The closer they came to Carbonek, the more difficult it was to go on. The road buckled and surged under their feet. Winds lashed them. Lightnings battled overhead.
These children of agelong peace were strong of heart, bright and sturdy of spirit, but this was a hard road, with fear upon it and terror at the end of it. Messengers sent ahead brought back word from Carbonek: the enemy was far from it still, on another road than this; and the army had gathered. They were the last.
That, Roland could credit. But that the enemy was far away, he was not so sure of. Sometimes the amulet on his breast would burn like fire. At other times, in the nights particularly, he would wake with a start, and shudder, as if something foul had passed through the tent.

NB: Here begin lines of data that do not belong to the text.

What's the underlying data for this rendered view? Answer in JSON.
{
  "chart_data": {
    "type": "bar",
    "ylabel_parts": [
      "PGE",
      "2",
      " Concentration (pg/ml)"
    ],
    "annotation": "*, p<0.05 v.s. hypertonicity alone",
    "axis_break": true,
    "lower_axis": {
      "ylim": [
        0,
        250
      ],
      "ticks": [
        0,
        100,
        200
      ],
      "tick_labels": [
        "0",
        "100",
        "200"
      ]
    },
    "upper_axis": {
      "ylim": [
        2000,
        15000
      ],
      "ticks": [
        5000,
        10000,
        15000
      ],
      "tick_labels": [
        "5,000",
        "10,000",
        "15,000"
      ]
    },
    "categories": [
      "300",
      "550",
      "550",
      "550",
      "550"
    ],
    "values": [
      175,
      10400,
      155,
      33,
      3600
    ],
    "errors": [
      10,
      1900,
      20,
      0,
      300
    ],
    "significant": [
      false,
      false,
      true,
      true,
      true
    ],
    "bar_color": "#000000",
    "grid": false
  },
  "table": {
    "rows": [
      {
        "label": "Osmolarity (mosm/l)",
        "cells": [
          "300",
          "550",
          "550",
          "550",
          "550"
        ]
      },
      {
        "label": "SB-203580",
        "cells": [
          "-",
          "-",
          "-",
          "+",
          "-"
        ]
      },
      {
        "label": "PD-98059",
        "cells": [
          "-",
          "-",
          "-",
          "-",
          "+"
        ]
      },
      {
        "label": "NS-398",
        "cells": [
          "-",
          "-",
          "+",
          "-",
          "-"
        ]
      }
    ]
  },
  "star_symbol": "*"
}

“There’s old darkness in the earth,” Marric said by the fire on a night without stars, a day or two out from Carbonek. “That great thing in the castle, it washes this country with light. But long before it came here, other things walked and burrowed and flew. Those that weren’t destroyed, that were only sleeping, will be waking now.”
Roland had paused for a cup of heated wine and a loaf of Marric’s bread. He shivered in the cool of the night. “I feel them,” he said. “They’re moving through the earth.”
“Are they?” Marric seemed surprised, though he covered it with close attention to his stewpot. “So,” he said as if to himself. “It’s in your bones.”
Roland might have asked him what he meant, but Cait had come into the firelight. Her face was taut with worry. “Bran is s
ick,” she said.
It was not Cait’s way to fret over trifles. Roland followed her to her own campfire. He was aware of Marric treading softly behind, but he did not look back. He was equally aware of the rumbling in the earth. Something had roused very close, almost beneath them. He had an instant’s awareness of jeweled claws and great gleaming teeth.
Then he was bending over a young man from a village near Caer Sidi. He was a pale and withered thing, lying shivering on a pile of cloaks. His eyes were sunk in his skull.
And yet Roland had seen him only yesterday, practicing with throwing-spears and throwing farther than anyone. He had won a wager with Cieran, a cask of Gemma’s ale. He had been a big ruddy creature, strong and proud of it.
“When?” Roland asked Cait, though others were babbling, vying to tell him everything.
Cait knew how to measure her words. “It started this morning,” she said. “We thought it was the ale. The rest of them got better. He didn’t. When the sun went down, so did he—just all at once, as if something sucked the juice out of him.”
“Something did!” said a thin wiry boy with a nose almost as sharp as the bogle’s. “I saw it. I did! It was like a bat. It fastened on his neck. I scared it away—I yelled, I think. Nobody heard me. I thought it was a dream. That was last night, when it was still dark, and the sun hadn’t come yet. It must have come back when the sun went down again.”
“Nursery tales,” Cait sneered.
“No,” said Marric. “It’s real.”
They all stared at him, a ring of white scared faces.
“Is he going to die?” a voice asked, faint and frightened, from the back of the crowd.
“Not if I can help it,” Roland said grimly. “Cait, send someone to Lord Huon, he needs to know. Marric, put up wards. See if there’s anyone who can help you. I’ll do what I can, once I’m done here.”